Un accent particulier est mis sur la justice et
l'égalité. Un caractère prioritaire est
accordé au droit de nos sociétés à choisir
librement leur propre chemin vers le développement, sans
pressions extérieures ni immixtions grossières de la part
de ceux qui refusent d'accepter la voie souveraine empruntée par
nos peuples et cherchent à inverser ces
processus.
Nous travaillons à la consolidation de notre
jeune Communauté des États d'Amérique latine et de
la Caraïbe (Celac), une organisation appelée à
réaliser les rêves d'union de nos libertadores, les
visions des leaders politiques les plus engagés et les
aspirations des forces de gauche, des mouvements populaires, des
syndicats, des organisations
d'étudiants, de paysans, de femmes et d'artistes du continent.

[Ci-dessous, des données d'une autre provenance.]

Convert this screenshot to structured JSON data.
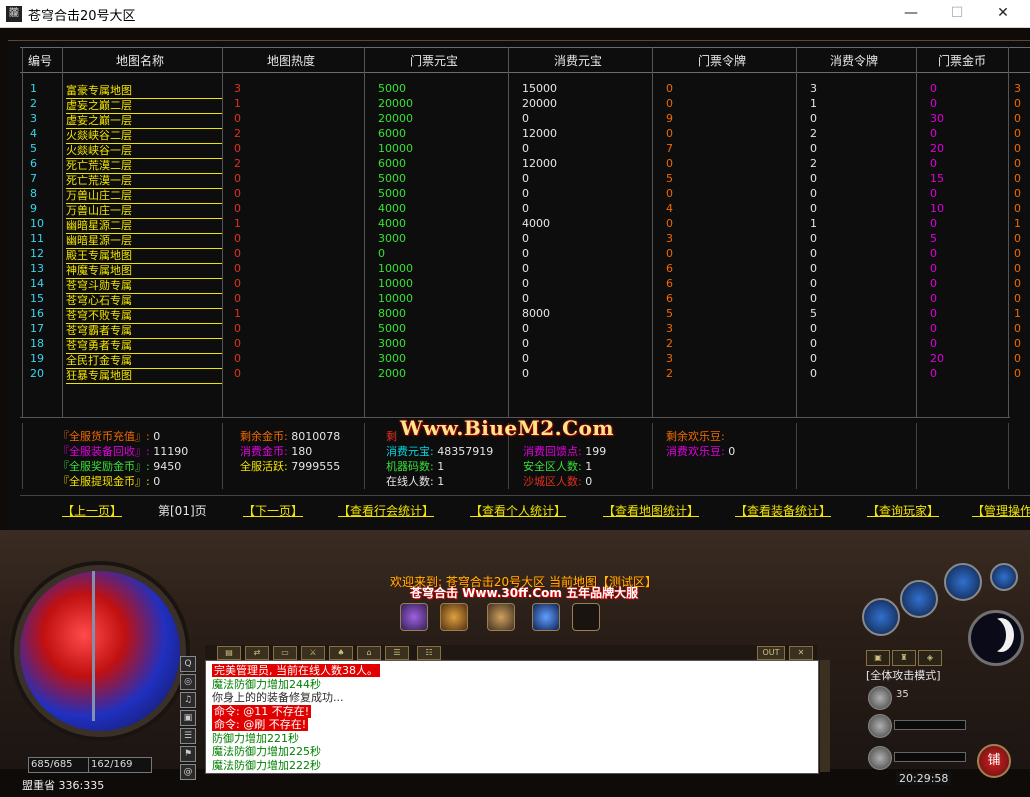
{
  "window": {
    "title": "苍穹合击20号大区",
    "icon_glyph": "龖",
    "minimize": "—",
    "maximize": "☐",
    "close": "✕"
  },
  "table": {
    "headers": [
      "编号",
      "地图名称",
      "地图热度",
      "门票元宝",
      "消费元宝",
      "门票令牌",
      "消费令牌",
      "门票金币"
    ],
    "rows": [
      {
        "id": "1",
        "name": "富豪专属地图",
        "heat": "3",
        "ticket_yb": "5000",
        "spend_yb": "15000",
        "ticket_lp": "0",
        "spend_lp": "3",
        "ticket_gold": "0",
        "extra": "3"
      },
      {
        "id": "2",
        "name": "虚妄之巅二层",
        "heat": "1",
        "ticket_yb": "20000",
        "spend_yb": "20000",
        "ticket_lp": "0",
        "spend_lp": "1",
        "ticket_gold": "0",
        "extra": "0"
      },
      {
        "id": "3",
        "name": "虚妄之巅一层",
        "heat": "0",
        "ticket_yb": "20000",
        "spend_yb": "0",
        "ticket_lp": "9",
        "spend_lp": "0",
        "ticket_gold": "30",
        "extra": "0"
      },
      {
        "id": "4",
        "name": "火燚峡谷二层",
        "heat": "2",
        "ticket_yb": "6000",
        "spend_yb": "12000",
        "ticket_lp": "0",
        "spend_lp": "2",
        "ticket_gold": "0",
        "extra": "0"
      },
      {
        "id": "5",
        "name": "火燚峡谷一层",
        "heat": "0",
        "ticket_yb": "10000",
        "spend_yb": "0",
        "ticket_lp": "7",
        "spend_lp": "0",
        "ticket_gold": "20",
        "extra": "0"
      },
      {
        "id": "6",
        "name": "死亡荒漠二层",
        "heat": "2",
        "ticket_yb": "6000",
        "spend_yb": "12000",
        "ticket_lp": "0",
        "spend_lp": "2",
        "ticket_gold": "0",
        "extra": "0"
      },
      {
        "id": "7",
        "name": "死亡荒漠一层",
        "heat": "0",
        "ticket_yb": "5000",
        "spend_yb": "0",
        "ticket_lp": "5",
        "spend_lp": "0",
        "ticket_gold": "15",
        "extra": "0"
      },
      {
        "id": "8",
        "name": "万兽山庄二层",
        "heat": "0",
        "ticket_yb": "5000",
        "spend_yb": "0",
        "ticket_lp": "0",
        "spend_lp": "0",
        "ticket_gold": "0",
        "extra": "0"
      },
      {
        "id": "9",
        "name": "万兽山庄一层",
        "heat": "0",
        "ticket_yb": "4000",
        "spend_yb": "0",
        "ticket_lp": "4",
        "spend_lp": "0",
        "ticket_gold": "10",
        "extra": "0"
      },
      {
        "id": "10",
        "name": "幽暗星源二层",
        "heat": "1",
        "ticket_yb": "4000",
        "spend_yb": "4000",
        "ticket_lp": "0",
        "spend_lp": "1",
        "ticket_gold": "0",
        "extra": "1"
      },
      {
        "id": "11",
        "name": "幽暗星源一层",
        "heat": "0",
        "ticket_yb": "3000",
        "spend_yb": "0",
        "ticket_lp": "3",
        "spend_lp": "0",
        "ticket_gold": "5",
        "extra": "0"
      },
      {
        "id": "12",
        "name": "殿王专属地图",
        "heat": "0",
        "ticket_yb": "0",
        "spend_yb": "0",
        "ticket_lp": "0",
        "spend_lp": "0",
        "ticket_gold": "0",
        "extra": "0"
      },
      {
        "id": "13",
        "name": "神魔专属地图",
        "heat": "0",
        "ticket_yb": "10000",
        "spend_yb": "0",
        "ticket_lp": "6",
        "spend_lp": "0",
        "ticket_gold": "0",
        "extra": "0"
      },
      {
        "id": "14",
        "name": "苍穹斗勋专属",
        "heat": "0",
        "ticket_yb": "10000",
        "spend_yb": "0",
        "ticket_lp": "6",
        "spend_lp": "0",
        "ticket_gold": "0",
        "extra": "0"
      },
      {
        "id": "15",
        "name": "苍穹心石专属",
        "heat": "0",
        "ticket_yb": "10000",
        "spend_yb": "0",
        "ticket_lp": "6",
        "spend_lp": "0",
        "ticket_gold": "0",
        "extra": "0"
      },
      {
        "id": "16",
        "name": "苍穹不败专属",
        "heat": "1",
        "ticket_yb": "8000",
        "spend_yb": "8000",
        "ticket_lp": "5",
        "spend_lp": "5",
        "ticket_gold": "0",
        "extra": "1"
      },
      {
        "id": "17",
        "name": "苍穹霸者专属",
        "heat": "0",
        "ticket_yb": "5000",
        "spend_yb": "0",
        "ticket_lp": "3",
        "spend_lp": "0",
        "ticket_gold": "0",
        "extra": "0"
      },
      {
        "id": "18",
        "name": "苍穹勇者专属",
        "heat": "0",
        "ticket_yb": "3000",
        "spend_yb": "0",
        "ticket_lp": "2",
        "spend_lp": "0",
        "ticket_gold": "0",
        "extra": "0"
      },
      {
        "id": "19",
        "name": "全民打金专属",
        "heat": "0",
        "ticket_yb": "3000",
        "spend_yb": "0",
        "ticket_lp": "3",
        "spend_lp": "0",
        "ticket_gold": "20",
        "extra": "0"
      },
      {
        "id": "20",
        "name": "狂暴专属地图",
        "heat": "0",
        "ticket_yb": "2000",
        "spend_yb": "0",
        "ticket_lp": "2",
        "spend_lp": "0",
        "ticket_gold": "0",
        "extra": "0"
      }
    ]
  },
  "stats": {
    "col1": [
      {
        "label": "『全服货币充值』:",
        "value": "0",
        "color": "#f06a00"
      },
      {
        "label": "『全服装备回收』:",
        "value": "11190",
        "color": "#e000e0"
      },
      {
        "label": "『全服奖励金币』:",
        "value": "9450",
        "color": "#38e038"
      },
      {
        "label": "『全服提现金币』:",
        "value": "0",
        "color": "#f2e400"
      }
    ],
    "col2": [
      {
        "label": "剩余金币:",
        "value": "8010078",
        "color": "#f06a00"
      },
      {
        "label": "消费金币:",
        "value": "180",
        "color": "#e000e0"
      },
      {
        "label": "全服活跃:",
        "value": "7999555",
        "color": "#f2e400"
      }
    ],
    "col3": [
      {
        "label": "剩",
        "value": "",
        "color": "#e03020"
      },
      {
        "label": "消费元宝:",
        "value": "48357919",
        "color": "#00d8e0"
      },
      {
        "label": "机器码数:",
        "value": "1",
        "color": "#38e038"
      },
      {
        "label": "在线人数:",
        "value": "1",
        "color": "#e6e6e6"
      }
    ],
    "col4": [
      {
        "label": "消费回馈点:",
        "value": "199",
        "color": "#e000e0"
      },
      {
        "label": "安全区人数:",
        "value": "1",
        "color": "#38e038"
      },
      {
        "label": "沙城区人数:",
        "value": "0",
        "color": "#e03020"
      }
    ],
    "col5": [
      {
        "label": "剩余欢乐豆:",
        "value": "",
        "color": "#f06a00"
      },
      {
        "label": "消费欢乐豆:",
        "value": "0",
        "color": "#e000e0"
      }
    ]
  },
  "nav": {
    "prev": "上一页",
    "page": "第[01]页",
    "next": "下一页",
    "guild_stats": "查看行会统计",
    "personal_stats": "查看个人统计",
    "map_stats": "查看地图统计",
    "equip_stats": "查看装备统计",
    "query_player": "查询玩家",
    "admin_ops": "管理操作"
  },
  "watermark": "Www.BiueM2.Com",
  "announce": {
    "line1": "欢迎来到: 苍穹合击20号大区  当前地图【测试区】",
    "line2": "苍穹合击  Www.30ff.Com  五年品牌大服"
  },
  "chat": {
    "lines": [
      {
        "text": "完美管理员, 当前在线人数38人。",
        "style": "red"
      },
      {
        "text": "魔法防御力增加244秒",
        "style": "green"
      },
      {
        "text": "你身上的的装备修复成功...",
        "style": "gray"
      },
      {
        "text": "命令: @11 不存在!",
        "style": "red"
      },
      {
        "text": "命令: @刷 不存在!",
        "style": "red"
      },
      {
        "text": "防御力增加221秒",
        "style": "green"
      },
      {
        "text": "魔法防御力增加225秒",
        "style": "green"
      },
      {
        "text": "魔法防御力增加222秒",
        "style": "green"
      }
    ],
    "out": "OUT",
    "close": "✕"
  },
  "player": {
    "hp": "685/685",
    "mp": "162/169",
    "location": "盟重省 336:335"
  },
  "right": {
    "mode": "[全体攻击模式]",
    "level_label": "35",
    "clock": "20:29:58",
    "shop": "铺"
  },
  "colors": {
    "name": "#f2e400",
    "id": "#38d6f0",
    "heat": "#e03020",
    "ticket_yb": "#38e038",
    "spend_yb": "#e6e6e6",
    "ticket_lp": "#f06a00",
    "spend_lp": "#e6e6e6",
    "ticket_gold": "#e000e0",
    "extra": "#f06a00"
  }
}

Au sein de cette organisation convergent toutes les
nations souveraines de la région, unies dans leur
diversité, pour apprendre à relever les complexes
défis du présent et de l'avenir.
La proclamation de l'Amérique latine et de la
Caraïbe comme Zone de Paix au 2e Sommet de la Celac, à La
Havane en janvier 2014, a réaffirmé les principes qui
doivent régir les relations entre nos pays et le droit
inaliénable de chacun à choisir son système
politique, économique et social, comme une condition essentielle
pour assurer la
coexistence pacifique entre les nations.
Cependant, ces modestes efforts sont gravement compromis
par les forces de l'impérialisme, comme on peut le constater
aujourd'hui dans la République soeur bolivarienne du Venezuela,
la révolution chaviste du Venezuela (Applaudissements).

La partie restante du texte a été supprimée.